Another reason for my discomfort  comes from a completely personal space.  Again I've gone out of my way NOT to educate myself on the particulars of this child so I don't know how zie identifies zirself to others.  but I do know that I would have been mortified to be known the world over as a Boy anything, even a Princess Boy.   If this child is ultimately trans and identifies as a girl, calling zir "Boy" is just a slap in the face.  And  YES take it from me you can be 4 years old and know what it means to be called a boy and how crushingly humiliated and powerless that makes you feel when you already know you are a girl.

The parents?:  Sure you don't mind if your "Boy" lives as a girl or at least girlishly, as long as HE remembers HE'S a BOY and you'll make damn sure the entire WORLD knows that you have a SON who may be different but he's your BOY and you accept HIM.... 

Yeah... that's why I can't bring myself to read up on him actually.  Too close to home.  My parents were never terribly concerned with my femininity... I was spared much of the mandatory "toughening up" that most gender nonconforming male-assigned children face in this society (tho by no means did I escape all forms of this particular type of hazing...).  But they were always very sure to emphasize I was their SON.... that I was a Junior to my father's Senior, that I would grow up to be a Man, even if that meant being a "different" kind of man one day, a MAN i would still be....  all of this was explained to me painstakingly, no matter how much I protested this notion, how much I complained and explained until I just finally gave up and completely shut down.

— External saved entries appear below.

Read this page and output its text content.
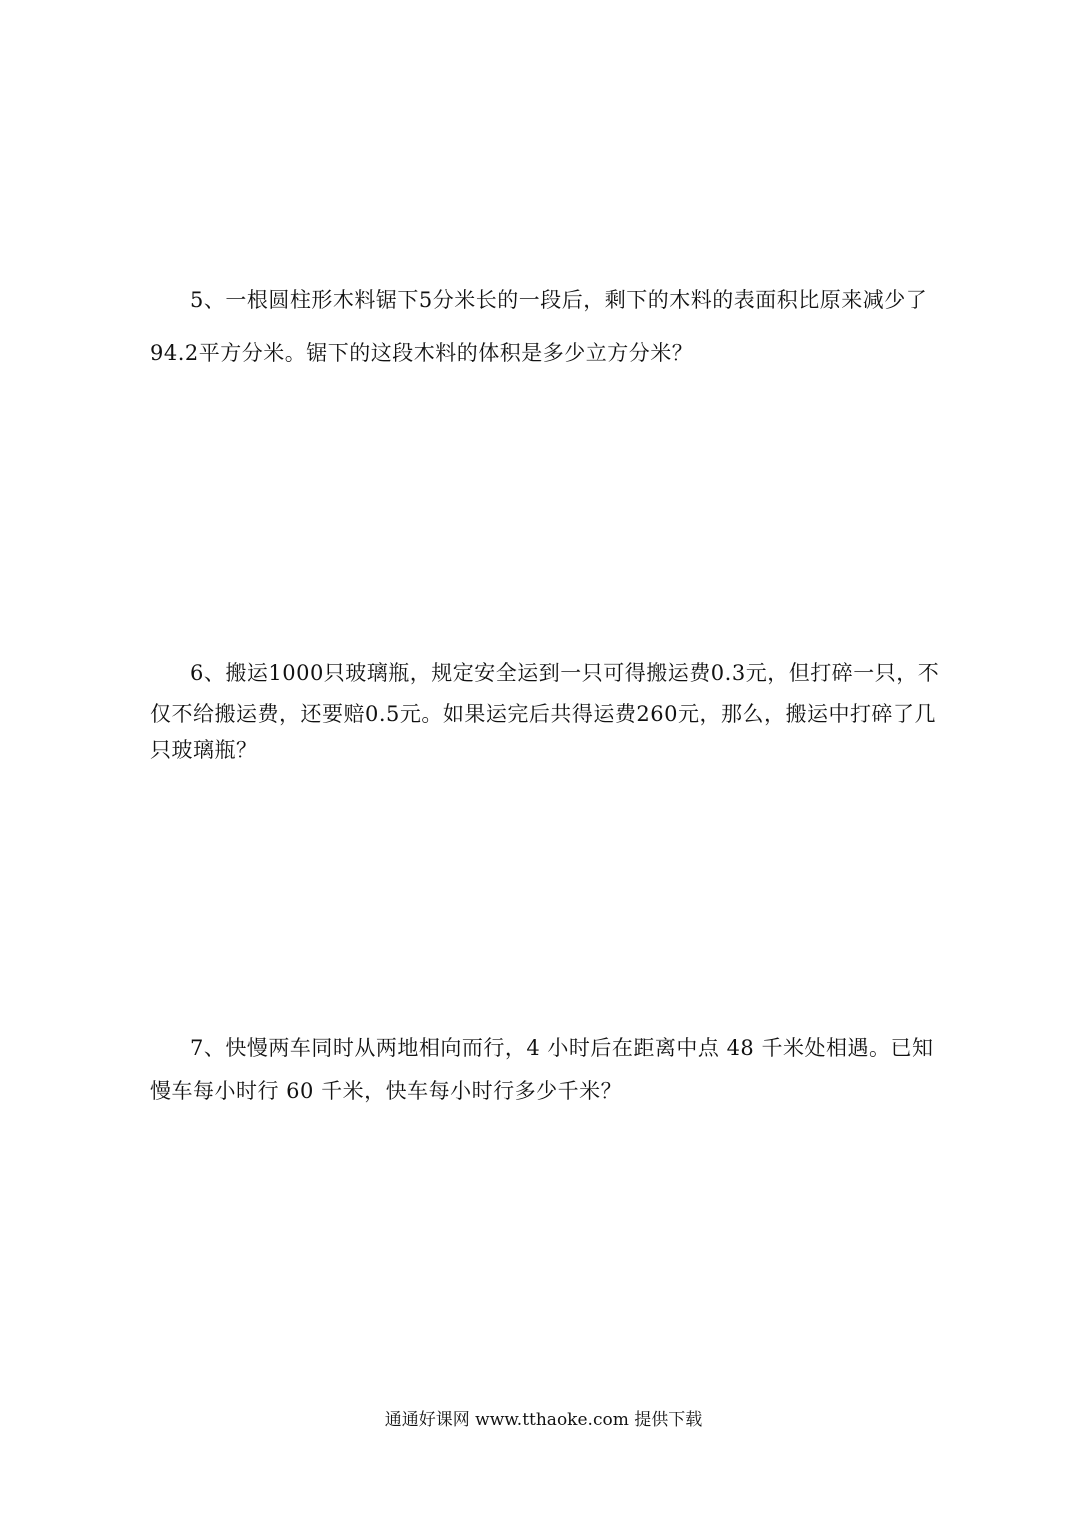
5、一根圆柱形木料锯下5分米长的一段后，剩下的木料的表面积比原来减少了
94.2平方分米。锯下的这段木料的体积是多少立方分米？
6、搬运1000只玻璃瓶，规定安全运到一只可得搬运费0.3元，但打碎一只，不
仅不给搬运费，还要赔0.5元。如果运完后共得运费260元，那么，搬运中打碎了几
只玻璃瓶？
7、快慢两车同时从两地相向而行，4 小时后在距离中点 48 千米处相遇。已知
慢车每小时行 60 千米，快车每小时行多少千米？
通通好课网 www.tthaoke.com 提供下载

And while not forcing me to feel particularly ashamed of  being feminine definitely helped me cope in the long run... my family's insistence that I be recognized as male to any and everyone who asked and who didn't ask, to people who might one day ask.. well that definitely hurt in the long run...   baggage I still struggle with to this day.

Cis vs Non-Trans

I have been noticing that alot of people in the transosphere (gawd how i HATE these made up words that end in "--osphere"... UGH UGH UGH.. but for lack of a better phrase...)   have stuck with using Non-Trans even tho they are well aware of the term Cis.  

At first I thought it was just fuddy duddy on their part, not wanting to use the new weird sounding jargon, no matter how useful it is  But the more I think it over the more I start to see "non-trans" as the more inclusive descriptor in some instances.

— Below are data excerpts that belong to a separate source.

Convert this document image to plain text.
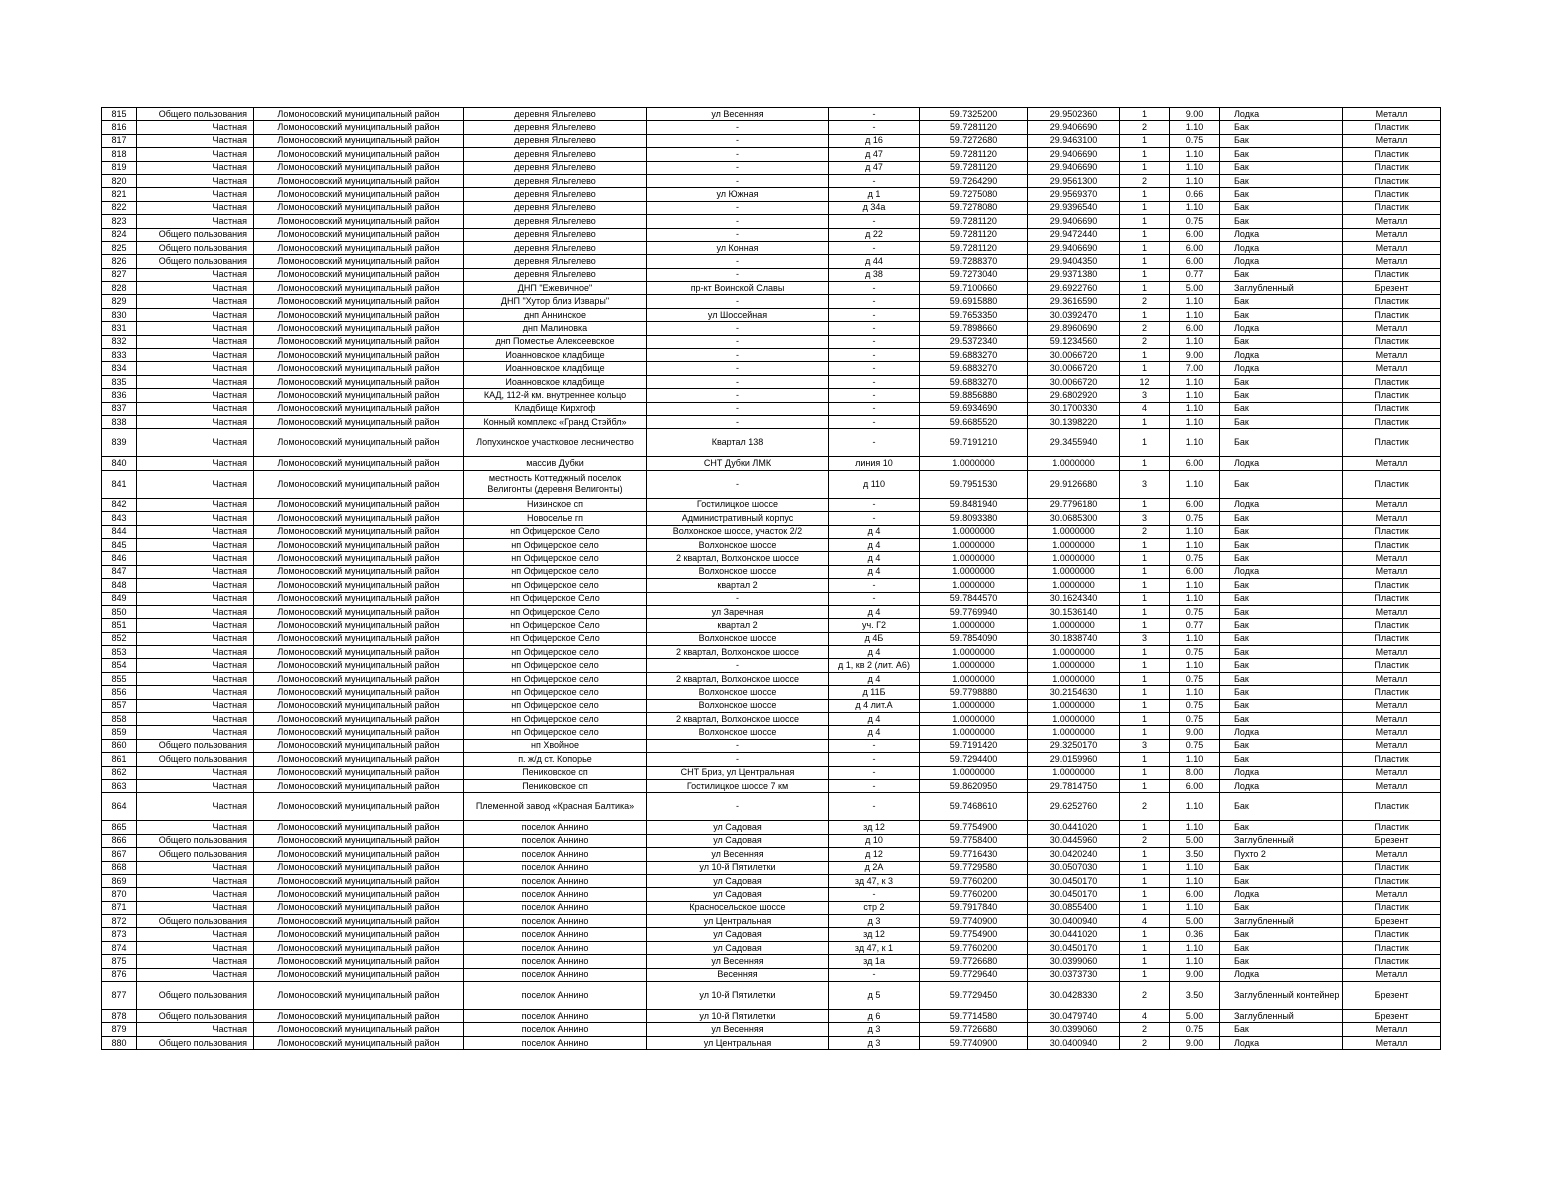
815	Общего пользования	Ломоносовский муниципальный район	деревня Яльгелево	ул Весенняя	-	59.7325200	29.9502360	1	9.00	Лодка	Металл
816	Частная	Ломоносовский муниципальный район	деревня Яльгелево	-	-	59.7281120	29.9406690	2	1.10	Бак	Пластик
817	Частная	Ломоносовский муниципальный район	деревня Яльгелево	-	д 16	59.7272680	29.9463100	1	0.75	Бак	Металл
818	Частная	Ломоносовский муниципальный район	деревня Яльгелево	-	д 47	59.7281120	29.9406690	1	1.10	Бак	Пластик
819	Частная	Ломоносовский муниципальный район	деревня Яльгелево	-	д 47	59.7281120	29.9406690	1	1.10	Бак	Пластик
820	Частная	Ломоносовский муниципальный район	деревня Яльгелево	-	-	59.7264290	29.9561300	2	1.10	Бак	Пластик
821	Частная	Ломоносовский муниципальный район	деревня Яльгелево	ул Южная	д 1	59.7275080	29.9569370	1	0.66	Бак	Пластик
822	Частная	Ломоносовский муниципальный район	деревня Яльгелево	-	д 34а	59.7278080	29.9396540	1	1.10	Бак	Пластик
823	Частная	Ломоносовский муниципальный район	деревня Яльгелево	-	-	59.7281120	29.9406690	1	0.75	Бак	Металл
824	Общего пользования	Ломоносовский муниципальный район	деревня Яльгелево	-	д 22	59.7281120	29.9472440	1	6.00	Лодка	Металл
825	Общего пользования	Ломоносовский муниципальный район	деревня Яльгелево	ул Конная	-	59.7281120	29.9406690	1	6.00	Лодка	Металл
826	Общего пользования	Ломоносовский муниципальный район	деревня Яльгелево	-	д 44	59.7288370	29.9404350	1	6.00	Лодка	Металл
827	Частная	Ломоносовский муниципальный район	деревня Яльгелево	-	д 38	59.7273040	29.9371380	1	0.77	Бак	Пластик
828	Частная	Ломоносовский муниципальный район	ДНП "Ежевичное"	пр-кт Воинской Славы	-	59.7100660	29.6922760	1	5.00	Заглубленный	Брезент
829	Частная	Ломоносовский муниципальный район	ДНП "Хутор близ Извары"	-	-	59.6915880	29.3616590	2	1.10	Бак	Пластик
830	Частная	Ломоносовский муниципальный район	днп Аннинское	ул Шоссейная	-	59.7653350	30.0392470	1	1.10	Бак	Пластик
831	Частная	Ломоносовский муниципальный район	днп Малиновка	-	-	59.7898660	29.8960690	2	6.00	Лодка	Металл
832	Частная	Ломоносовский муниципальный район	днп Поместье Алексеевское	-	-	29.5372340	59.1234560	2	1.10	Бак	Пластик
833	Частная	Ломоносовский муниципальный район	Иоанновское кладбище	-	-	59.6883270	30.0066720	1	9.00	Лодка	Металл
834	Частная	Ломоносовский муниципальный район	Иоанновское кладбище	-	-	59.6883270	30.0066720	1	7.00	Лодка	Металл
835	Частная	Ломоносовский муниципальный район	Иоанновское кладбище	-	-	59.6883270	30.0066720	12	1.10	Бак	Пластик
836	Частная	Ломоносовский муниципальный район	КАД, 112-й км. внутреннее кольцо	-	-	59.8856880	29.6802920	3	1.10	Бак	Пластик
837	Частная	Ломоносовский муниципальный район	Кладбище Кирхгоф	-	-	59.6934690	30.1700330	4	1.10	Бак	Пластик
838	Частная	Ломоносовский муниципальный район	Конный комплекс «Гранд Стэйбл»	-	-	59.6685520	30.1398220	1	1.10	Бак	Пластик
839	Частная	Ломоносовский муниципальный район	Лопухинское участковое лесничество	Квартал 138	-	59.7191210	29.3455940	1	1.10	Бак	Пластик
840	Частная	Ломоносовский муниципальный район	массив Дубки	СНТ Дубки ЛМК	линия 10	1.0000000	1.0000000	1	6.00	Лодка	Металл
841	Частная	Ломоносовский муниципальный район	местность Коттеджный поселок Велигонты (деревня Велигонты)	-	д 110	59.7951530	29.9126680	3	1.10	Бак	Пластик
842	Частная	Ломоносовский муниципальный район	Низинское сп	Гостилицкое шоссе	-	59.8481940	29.7796180	1	6.00	Лодка	Металл
843	Частная	Ломоносовский муниципальный район	Новоселье гп	Административный корпус	-	59.8093380	30.0685300	3	0.75	Бак	Металл
844	Частная	Ломоносовский муниципальный район	нп Офицерское Село	Волхонское шоссе, участок 2/2	д 4	1.0000000	1.0000000	2	1.10	Бак	Пластик
845	Частная	Ломоносовский муниципальный район	нп Офицерское село	Волхонское шоссе	д 4	1.0000000	1.0000000	1	1.10	Бак	Пластик
846	Частная	Ломоносовский муниципальный район	нп Офицерское село	2 квартал, Волхонское шоссе	д 4	1.0000000	1.0000000	1	0.75	Бак	Металл
847	Частная	Ломоносовский муниципальный район	нп Офицерское село	Волхонское шоссе	д 4	1.0000000	1.0000000	1	6.00	Лодка	Металл
848	Частная	Ломоносовский муниципальный район	нп Офицерское село	квартал 2	-	1.0000000	1.0000000	1	1.10	Бак	Пластик
849	Частная	Ломоносовский муниципальный район	нп Офицерское Село	-	-	59.7844570	30.1624340	1	1.10	Бак	Пластик
850	Частная	Ломоносовский муниципальный район	нп Офицерское Село	ул Заречная	д 4	59.7769940	30.1536140	1	0.75	Бак	Металл
851	Частная	Ломоносовский муниципальный район	нп Офицерское Село	квартал 2	уч. Г2	1.0000000	1.0000000	1	0.77	Бак	Пластик
852	Частная	Ломоносовский муниципальный район	нп Офицерское Село	Волхонское шоссе	д 4Б	59.7854090	30.1838740	3	1.10	Бак	Пластик
853	Частная	Ломоносовский муниципальный район	нп Офицерское село	2 квартал, Волхонское шоссе	д 4	1.0000000	1.0000000	1	0.75	Бак	Металл
854	Частная	Ломоносовский муниципальный район	нп Офицерское село	-	д 1, кв 2 (лит. А6)	1.0000000	1.0000000	1	1.10	Бак	Пластик
855	Частная	Ломоносовский муниципальный район	нп Офицерское село	2 квартал, Волхонское шоссе	д 4	1.0000000	1.0000000	1	0.75	Бак	Металл
856	Частная	Ломоносовский муниципальный район	нп Офицерское село	Волхонское шоссе	д 11Б	59.7798880	30.2154630	1	1.10	Бак	Пластик
857	Частная	Ломоносовский муниципальный район	нп Офицерское село	Волхонское шоссе	д 4 лит.А	1.0000000	1.0000000	1	0.75	Бак	Металл
858	Частная	Ломоносовский муниципальный район	нп Офицерское село	2 квартал, Волхонское шоссе	д 4	1.0000000	1.0000000	1	0.75	Бак	Металл
859	Частная	Ломоносовский муниципальный район	нп Офицерское село	Волхонское шоссе	д 4	1.0000000	1.0000000	1	9.00	Лодка	Металл
860	Общего пользования	Ломоносовский муниципальный район	нп Хвойное	-	-	59.7191420	29.3250170	3	0.75	Бак	Металл
861	Общего пользования	Ломоносовский муниципальный район	п. ж/д ст. Копорье	-	-	59.7294400	29.0159960	1	1.10	Бак	Пластик
862	Частная	Ломоносовский муниципальный район	Пениковское сп	СНТ Бриз, ул Центральная	-	1.0000000	1.0000000	1	8.00	Лодка	Металл
863	Частная	Ломоносовский муниципальный район	Пениковское сп	Гостилицкое шоссе 7 км	-	59.8620950	29.7814750	1	6.00	Лодка	Металл
864	Частная	Ломоносовский муниципальный район	Племенной завод «Красная Балтика»	-	-	59.7468610	29.6252760	2	1.10	Бак	Пластик
865	Частная	Ломоносовский муниципальный район	поселок Аннино	ул Садовая	зд 12	59.7754900	30.0441020	1	1.10	Бак	Пластик
866	Общего пользования	Ломоносовский муниципальный район	поселок Аннино	ул Садовая	д 10	59.7758400	30.0445960	2	5.00	Заглубленный	Брезент
867	Общего пользования	Ломоносовский муниципальный район	поселок Аннино	ул Весенняя	д 12	59.7716430	30.0420240	1	3.50	Пухто 2	Металл
868	Частная	Ломоносовский муниципальный район	поселок Аннино	ул 10-й Пятилетки	д 2А	59.7729580	30.0507030	1	1.10	Бак	Пластик
869	Частная	Ломоносовский муниципальный район	поселок Аннино	ул Садовая	зд 47, к 3	59.7760200	30.0450170	1	1.10	Бак	Пластик
870	Частная	Ломоносовский муниципальный район	поселок Аннино	ул Садовая	-	59.7760200	30.0450170	1	6.00	Лодка	Металл
871	Частная	Ломоносовский муниципальный район	поселок Аннино	Красносельское шоссе	стр 2	59.7917840	30.0855400	1	1.10	Бак	Пластик
872	Общего пользования	Ломоносовский муниципальный район	поселок Аннино	ул Центральная	д 3	59.7740900	30.0400940	4	5.00	Заглубленный	Брезент
873	Частная	Ломоносовский муниципальный район	поселок Аннино	ул Садовая	зд 12	59.7754900	30.0441020	1	0.36	Бак	Пластик
874	Частная	Ломоносовский муниципальный район	поселок Аннино	ул Садовая	зд 47, к 1	59.7760200	30.0450170	1	1.10	Бак	Пластик
875	Частная	Ломоносовский муниципальный район	поселок Аннино	ул Весенняя	зд 1а	59.7726680	30.0399060	1	1.10	Бак	Пластик
876	Частная	Ломоносовский муниципальный район	поселок Аннино	Весенняя	-	59.7729640	30.0373730	1	9.00	Лодка	Металл
877	Общего пользования	Ломоносовский муниципальный район	поселок Аннино	ул 10-й Пятилетки	д 5	59.7729450	30.0428330	2	3.50	Заглубленный контейнер	Брезент
878	Общего пользования	Ломоносовский муниципальный район	поселок Аннино	ул 10-й Пятилетки	д 6	59.7714580	30.0479740	4	5.00	Заглубленный	Брезент
879	Частная	Ломоносовский муниципальный район	поселок Аннино	ул Весенняя	д 3	59.7726680	30.0399060	2	0.75	Бак	Металл
880	Общего пользования	Ломоносовский муниципальный район	поселок Аннино	ул Центральная	д 3	59.7740900	30.0400940	2	9.00	Лодка	Металл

This revelation came at the same time I realized that so much of my own writing about these issues actually erases the existence and  experiences of Intersex people.   Intersex experiences frequently do not  fall under the label of Cis or Trans as I talk about them, at least not neatly.  There are plenty of intersex people who were assigned a birth sex they do NOT disagree with that and yet they were still made to endure the indignities of being shoehorned medically, surgically, and socially into society's binary ideas about what gendered bodies should look like... in fact they endure a very unique style of coercion and punishment based on their bodies that people who aren't intersex simply don't experience.  

It hardly seems accurate to describe someone intersex as "technically cis" just for not disagreeing with the assignment they were born with.  And for intersex persons who do come to object to their birth assignment and take steps to correct that, they may easily identify as trans or may not identify as trans at all and it is NOT for me to say.

Anyway, I say all that just to say that from now on whenever I say or write Non-Trans, and whenever I read it on other blogs, I will take it to mean exactly that.  NON-TRANS... as in NOT TRANS.  as in  Something Other Than Trans.  Including not just Cis people as a group, but also Intersex persons and anyone else I may have missed who is definitely NOT Trans.

Not that I will stop using Cis any time soon.  We simply can't unpack Cissexism without it!

Did any of this make any sense?  I will have to come back later and check.  I would like to finish sleeping for the night!!

1 comment:

  1. My aunt always argues that capitalizing the pain of others is never a good thing.